Saturday, March 31, 2012

Be A Better Player 10 - No you can't play that.

Player one – Hey I found this really good prestige class and I was wondering if you would let me try it.

GM – Well I'm trying to just stick with the base stuff out of the core books. Not wanting to branch out into to many other sources.

Player one – Awww, c'mon it's the 'Undead Slayer' prestige class it looks like it rocks.

Player two – Undead Slayer? We haven't even seen anything undead in this entire campaign.

GM – Yeah I'm not using undead in the current campaign at all, it doesn't fit whats going on in the least.

Player one – But it's really cool, just read it and you will say yes.

Player three – So how are you going to become and undead slayer when there are no undead to slay?

Player four – That would be some trick wouldn't it.

Player one – You guys are assholes, just don't want anybody to have any fun except for yourselves!

GM – What? How do you come to that conclusion just because I won't let you use a prestige class that's not from any of the books that I said we are using?

This is something that can happen in just about any game line where they have released a pretty extensive amount of material. Any edition of Dungeons and Dragons, the World of Darkness books, Shadowrun, and many more. Sometimes there is simply to much material to keep track of in your head. But when you try to limit it down to just a few books somebody just can't stand the idea of it.

I cannot say enough in these articles that most GM's put a lot of effort into the games they run. They have plot lines, lists of things that are going to happen, time schedules, lists of NPC's. It's no small chore. So when they try to make things a bit easier to control by limiting the scope of their game it's usually because there is more than they can handle otherwise. So they aren't out to stop you from having fun by not letting you play your current flavor of the month character type, they are trying to insure themselves that they will also have fun planning out and running the game.

Many times I've been a player in games where there were limitations on what we could choose from. It just made me be more creative with my selections. Also it never hurts to ask if you can use something, especially if you have a valid reason for it, the worst they can do is say no. If they do say no don't get pissy about it and move on.

Also don't let the discussion of this halt game play or carry a simple character creation session into an hours long ordeal. Asking about it should be fine and rather quick, but trying to get a full on discussion about why you should get to play a Lasombra in a Camarilla only vampire session can get really old real fast. Not just for the GM but also for those others who are wanting to play.


  1. I agree. Such discussions have their place, and can be useful, but shouldn't delay game or character creation.
    Once the GM sets the parameters, the PCs should work within them.

  2. I have seen players fall out of favor with teamwork recently. It seems anytime I game with anyone it turns into a bunch of solo adventurers and girlfriend simulators. How about a game where the band of intrepid adventurers watch each other's back, stop evil, and develop kinship?

    1. Sadly that's true.
      I really like to play teamwork guys, but you need a team for teamwork.

  3. Teamwork? That's madness I say! Madness!

    I think I may need to do an article covering this as well in the near future. I'll add it to the list along the other suggestion I got tonight on doing one about Metagaming/out-of-character knowledge.

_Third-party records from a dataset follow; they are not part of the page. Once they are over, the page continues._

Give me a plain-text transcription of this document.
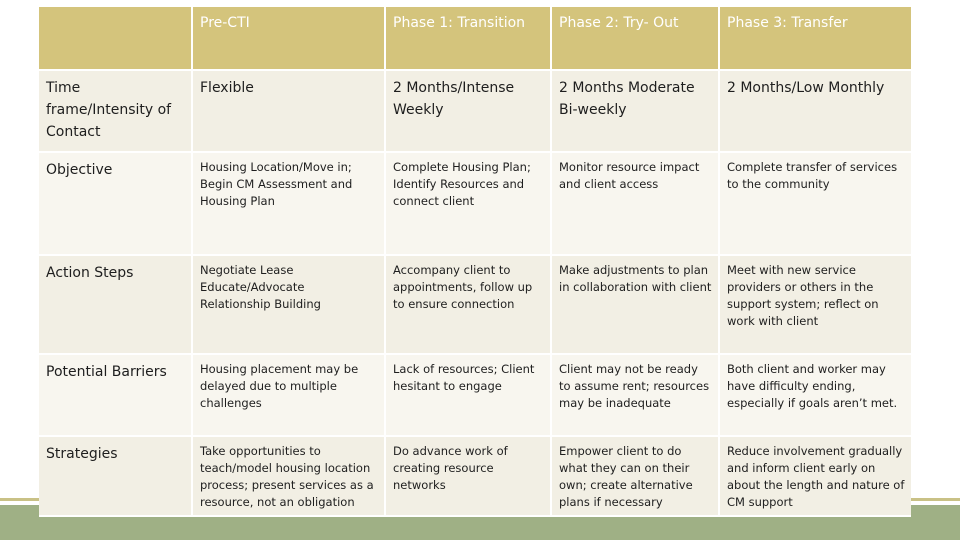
	Pre-CTI	Phase 1: Transition	Phase 2: Try- Out	Phase 3: Transfer
Time frame/Intensity of Contact	Flexible	2 Months/Intense Weekly	2 Months Moderate Bi-weekly	2 Months/Low Monthly
Objective	Housing Location/Move in; Begin CM Assessment and Housing Plan	Complete Housing Plan; Identify Resources and connect client	Monitor resource impact and client access	Complete transfer of services to the community
Action Steps	Negotiate Lease Educate/Advocate Relationship Building	Accompany client to appointments, follow up to ensure connection	Make adjustments to plan in collaboration with client	Meet with new service providers or others in the support system; reflect on work with client
Potential Barriers	Housing placement may be delayed due to multiple challenges	Lack of resources; Client hesitant to engage	Client may not be ready to assume rent; resources may be inadequate	Both client and worker may have difficulty ending, especially if goals aren’t met.
Strategies	Take opportunities to teach/model housing location process; present services as a resource, not an obligation	Do advance work of creating resource networks	Empower client to do what they can on their own; create alternative plans if necessary	Reduce involvement gradually and inform client early on about the length and nature of CM support
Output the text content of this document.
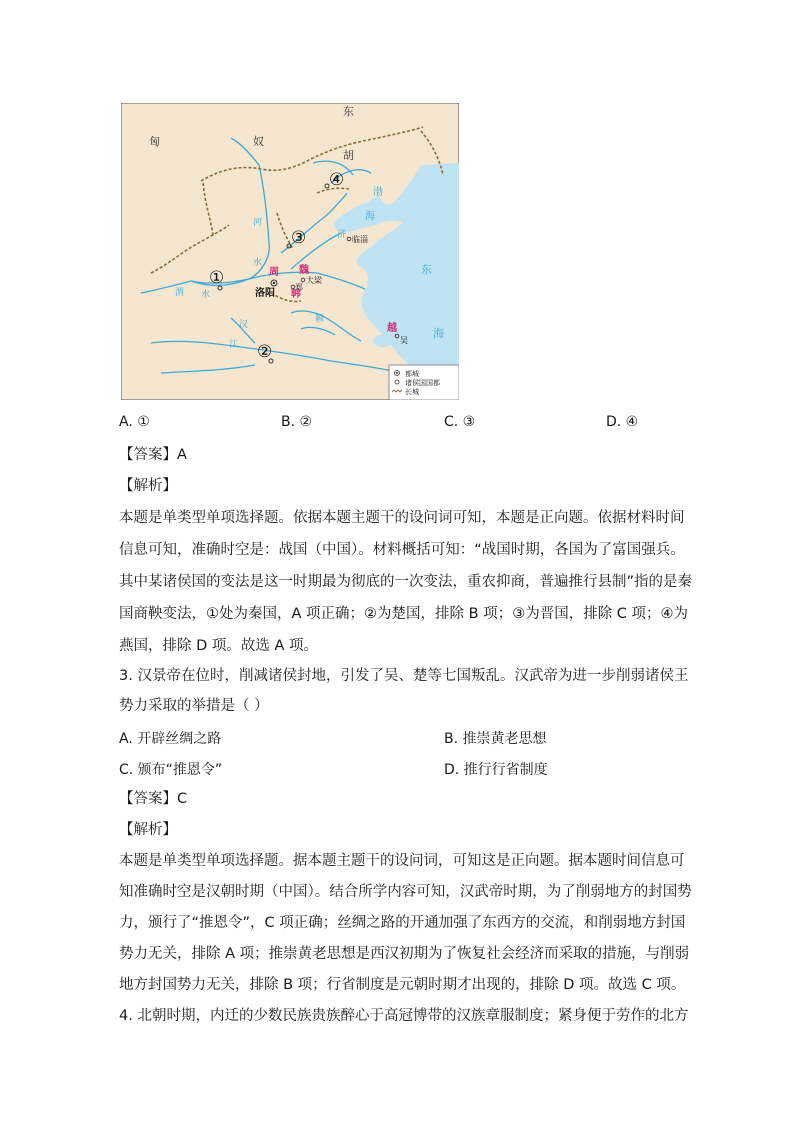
匈	奴
东
胡
渤
海
东
海
河
水
济
渭 水
江
汉
颍
①
②
③
④
洛阳
周 魏
韩
大梁
郑
临淄
越
吴
都城
诸侯国国都
长城
A. ①	B. ②	C. ③	D. ④
【答案】A
【解析】
本题是单类型单项选择题。依据本题主题干的设问词可知，本题是正向题。依据材料时间
信息可知，准确时空是：战国（中国）。材料概括可知：“战国时期，各国为了富国强兵。
其中某诸侯国的变法是这一时期最为彻底的一次变法，重农抑商，普遍推行县制”指的是秦
国商鞅变法，①处为秦国，A 项正确；②为楚国，排除 B 项；③为晋国，排除 C 项；④为
燕国，排除 D 项。故选 A 项。
3. 汉景帝在位时，削减诸侯封地，引发了吴、楚等七国叛乱。汉武帝为进一步削弱诸侯王
势力采取的举措是（ ）
A. 开辟丝绸之路	B. 推崇黄老思想
C. 颁布“推恩令”	D. 推行行省制度
【答案】C
【解析】
本题是单类型单项选择题。据本题主题干的设问词，可知这是正向题。据本题时间信息可
知准确时空是汉朝时期（中国）。结合所学内容可知，汉武帝时期，为了削弱地方的封国势
力，颁行了“推恩令”，C 项正确；丝绸之路的开通加强了东西方的交流，和削弱地方封国
势力无关，排除 A 项；推崇黄老思想是西汉初期为了恢复社会经济而采取的措施，与削弱
地方封国势力无关，排除 B 项；行省制度是元朝时期才出现的，排除 D 项。故选 C 项。
4. 北朝时期，内迁的少数民族贵族醉心于高冠博带的汉族章服制度；紧身便于劳作的北方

  4. It's a weird player reaction- like some expectation that you're trying to screw them by limiting their options. Many times when I've seen that go on it has pointed at a social power struggle going on between player and GM. The player's being deliberately obtuse- and signalling that they don't care about the set up or material the GM's come up with.

    The worst I saw was one evening many years ago when I volunteered to run a Champions one shot since our regular game was bumped. I set the limits in terms of OCV/DCV and Dice per turn. Everyone sketched their characters quickly, and one of the players made a character well outside those guidelines. I told the player that the character wouldn't work given the limits we'd decided to go with and he should adjust those values. The player became furious, got up and left. It was weird and probably pointed more to other things going on in his life rather than that particular situation.

  5. A lot of times I've seen this from players who have either played with an actual bad GM who does try to screw the players over or those who have never actually tried to be a GM themselves. There was one person who ran games around here who was known for limiting the gear the characters could have and then throwing them into no-win situations. So when players migrated from his table to mine I would see this problem pop up from time to time. Some of my regulars would usually convince them that I'm nothing like him and they would be okay.

  6. Yeah, with some of my players who've been burned before I have to sit them down and go: "It's me. Remember me? You've gamed with me for how many years? I do my best to say 'yes', so just trust me when I say 'no'."

  7. It all falls to your respect level for you DM and PCs as long as there is mutual respect the no shouldn't be a real issue. Unfortunately in the gamers life it's still life and we have troublemakers that like to make a scene instead of go with the flow of things already put into place (which you silently agreed on when you agreed to play said game) so in conclusion respect the DMs call that already is regardless what you think should be.